Beneath the tree of knowledge in the garden of paradise stood a rosebush. And here, in the first rose, a bird was born. His plumage was beautiful, his song glorious, and his flight was like the flashing of light. But when Eve plucked the fruit of the tree of knowledge, and she and Adam were driven from paradise, a spark fell from the flaming sword of the angel into the nest of the bird and set it afire. The bird perished in the flames, but from the red egg in the nest there flew a new bird, the only one of its kind, the one solitary phoenix bird. The legend tells us how he lives in Arabia and how every century he burns himself to death in his nest, but each time a new phoenix, the only one in the world, flies out from the red egg.

The bird darts about as swift as light, beautiful in color, glorious in song. When a mother sits beside her infant's cradle, he settles on the pillow and forms a glory with his wings about the head of the child. He flies through the room of contentment and brings sunshine into it, and he makes the violets on the humble cupboard smell sweet.

But the phoenix is not a bird of Arabia alone. In the glimmer of the northern lights he flies over the plains of Lapland and hops amid the yellow flowers in the short Greenland summer. Deep beneath the copper mountains of Falun, and in England's coal mines, he flies in the form of a powdered moth over the hymnbook resting in the hands of the pious miner. He floats down the sacred waters of the Ganges on a lotus leaf, and the eye of the Hindu maid brightens when she beholds him.

Phoenix bird! Don't you know him? The bird of paradise, the holy swan of song? He sat on the car of Thespis, like a chattering raven, flapping his black gutter-stained wings; the swan's red, sounding beak swept over the singing harp of Iceland; he sat on Shakespeare's shoulder, disguised as Odin's raven, and whispered, "Immortality!" into his ear; and at the minstrels' feast he fluttered through the halls of the Wartburg.

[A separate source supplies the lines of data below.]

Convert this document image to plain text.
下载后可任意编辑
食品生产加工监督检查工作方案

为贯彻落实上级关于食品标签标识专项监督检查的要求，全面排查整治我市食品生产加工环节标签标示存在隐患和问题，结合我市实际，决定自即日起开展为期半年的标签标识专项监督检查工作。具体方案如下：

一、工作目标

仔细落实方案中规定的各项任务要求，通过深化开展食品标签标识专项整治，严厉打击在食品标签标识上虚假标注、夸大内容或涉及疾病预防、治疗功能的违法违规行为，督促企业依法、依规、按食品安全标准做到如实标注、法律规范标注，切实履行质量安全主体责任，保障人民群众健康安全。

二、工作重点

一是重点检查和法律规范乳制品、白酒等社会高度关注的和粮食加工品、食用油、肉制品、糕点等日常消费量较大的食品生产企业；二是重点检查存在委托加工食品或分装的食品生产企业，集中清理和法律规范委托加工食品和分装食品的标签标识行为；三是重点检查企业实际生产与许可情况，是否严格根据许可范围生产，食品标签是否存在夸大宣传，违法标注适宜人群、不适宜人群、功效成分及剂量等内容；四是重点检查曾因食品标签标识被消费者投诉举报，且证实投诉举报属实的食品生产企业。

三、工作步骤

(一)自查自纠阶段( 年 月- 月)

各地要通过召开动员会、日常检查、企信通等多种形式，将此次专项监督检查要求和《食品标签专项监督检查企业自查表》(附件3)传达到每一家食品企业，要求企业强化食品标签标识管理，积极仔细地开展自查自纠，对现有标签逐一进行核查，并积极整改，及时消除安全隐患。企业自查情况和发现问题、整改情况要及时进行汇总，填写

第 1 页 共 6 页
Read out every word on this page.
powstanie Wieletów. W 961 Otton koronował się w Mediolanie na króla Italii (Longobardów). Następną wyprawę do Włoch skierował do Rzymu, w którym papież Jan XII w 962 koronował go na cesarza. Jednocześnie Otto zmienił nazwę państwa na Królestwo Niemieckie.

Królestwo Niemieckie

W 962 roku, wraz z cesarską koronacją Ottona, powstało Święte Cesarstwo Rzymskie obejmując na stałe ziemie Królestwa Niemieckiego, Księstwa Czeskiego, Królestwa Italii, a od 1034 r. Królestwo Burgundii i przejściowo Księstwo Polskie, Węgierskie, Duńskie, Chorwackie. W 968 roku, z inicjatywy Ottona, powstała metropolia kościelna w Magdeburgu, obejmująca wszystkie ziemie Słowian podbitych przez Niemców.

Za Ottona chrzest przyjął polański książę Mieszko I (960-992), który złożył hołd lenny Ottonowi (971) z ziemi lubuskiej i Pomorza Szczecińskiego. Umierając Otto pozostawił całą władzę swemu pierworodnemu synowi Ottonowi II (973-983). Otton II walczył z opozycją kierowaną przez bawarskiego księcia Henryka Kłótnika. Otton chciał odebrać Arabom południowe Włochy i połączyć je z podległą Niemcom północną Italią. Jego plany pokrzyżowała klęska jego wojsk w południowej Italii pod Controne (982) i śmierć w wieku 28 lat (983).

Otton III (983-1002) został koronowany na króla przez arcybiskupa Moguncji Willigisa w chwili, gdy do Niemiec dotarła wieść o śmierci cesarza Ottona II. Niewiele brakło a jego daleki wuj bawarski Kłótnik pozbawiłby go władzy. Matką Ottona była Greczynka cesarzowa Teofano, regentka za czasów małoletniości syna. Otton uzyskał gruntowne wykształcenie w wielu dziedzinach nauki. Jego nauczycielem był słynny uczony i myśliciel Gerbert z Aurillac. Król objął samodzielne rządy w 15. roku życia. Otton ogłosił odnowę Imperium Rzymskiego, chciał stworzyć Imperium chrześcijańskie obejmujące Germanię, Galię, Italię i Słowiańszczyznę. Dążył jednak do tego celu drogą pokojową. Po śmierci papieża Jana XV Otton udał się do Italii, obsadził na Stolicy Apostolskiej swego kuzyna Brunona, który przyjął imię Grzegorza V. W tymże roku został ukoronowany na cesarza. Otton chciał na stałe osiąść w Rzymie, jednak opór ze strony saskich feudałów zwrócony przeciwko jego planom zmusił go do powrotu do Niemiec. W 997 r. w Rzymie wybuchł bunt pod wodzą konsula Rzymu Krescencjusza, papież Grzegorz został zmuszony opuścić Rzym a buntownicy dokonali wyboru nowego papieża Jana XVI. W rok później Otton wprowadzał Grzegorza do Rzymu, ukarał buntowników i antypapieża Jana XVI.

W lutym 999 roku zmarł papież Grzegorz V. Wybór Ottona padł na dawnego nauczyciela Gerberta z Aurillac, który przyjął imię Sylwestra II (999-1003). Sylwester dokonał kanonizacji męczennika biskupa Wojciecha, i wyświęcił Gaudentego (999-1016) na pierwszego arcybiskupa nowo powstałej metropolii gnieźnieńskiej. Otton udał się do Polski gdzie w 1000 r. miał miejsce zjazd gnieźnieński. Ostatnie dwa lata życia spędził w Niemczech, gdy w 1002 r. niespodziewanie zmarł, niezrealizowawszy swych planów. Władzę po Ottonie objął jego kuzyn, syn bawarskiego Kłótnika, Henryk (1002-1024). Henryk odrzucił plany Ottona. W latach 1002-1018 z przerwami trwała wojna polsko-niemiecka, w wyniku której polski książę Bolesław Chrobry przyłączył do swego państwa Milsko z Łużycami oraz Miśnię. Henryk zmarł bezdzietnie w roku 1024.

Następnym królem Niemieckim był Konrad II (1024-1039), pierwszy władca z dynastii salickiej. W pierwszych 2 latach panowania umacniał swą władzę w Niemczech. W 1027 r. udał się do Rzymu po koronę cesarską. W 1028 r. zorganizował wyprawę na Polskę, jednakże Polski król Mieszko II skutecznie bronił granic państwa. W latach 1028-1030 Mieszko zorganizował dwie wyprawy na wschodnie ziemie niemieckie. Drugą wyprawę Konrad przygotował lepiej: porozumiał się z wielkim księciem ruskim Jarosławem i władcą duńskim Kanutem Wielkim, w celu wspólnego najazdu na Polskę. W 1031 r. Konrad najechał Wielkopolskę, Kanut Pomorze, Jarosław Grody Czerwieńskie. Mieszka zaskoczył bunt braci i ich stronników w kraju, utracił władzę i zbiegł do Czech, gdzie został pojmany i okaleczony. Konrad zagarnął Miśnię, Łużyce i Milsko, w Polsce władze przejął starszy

Phoenix bird! Don't you know him? He sang the Marseillaise to you, and you kissed the feather that fell from his wing; he came in the glory of paradise, and perhaps you turned away from him toward the sparrow that sat with gold tinsel on its wings.

The bird of paradise-renewed each century-born in flame, dying in flame! Your portrait in a frame of gold hangs in the halls of the rich, but you yourself often fly around lonely and misunderstood-a myth only: "The phoenix bird of Arabia."

When you were born in the garden of paradise, in its first rose, beneath the tree of knowledge, our Lord kissed you and gave you your true name-poetry!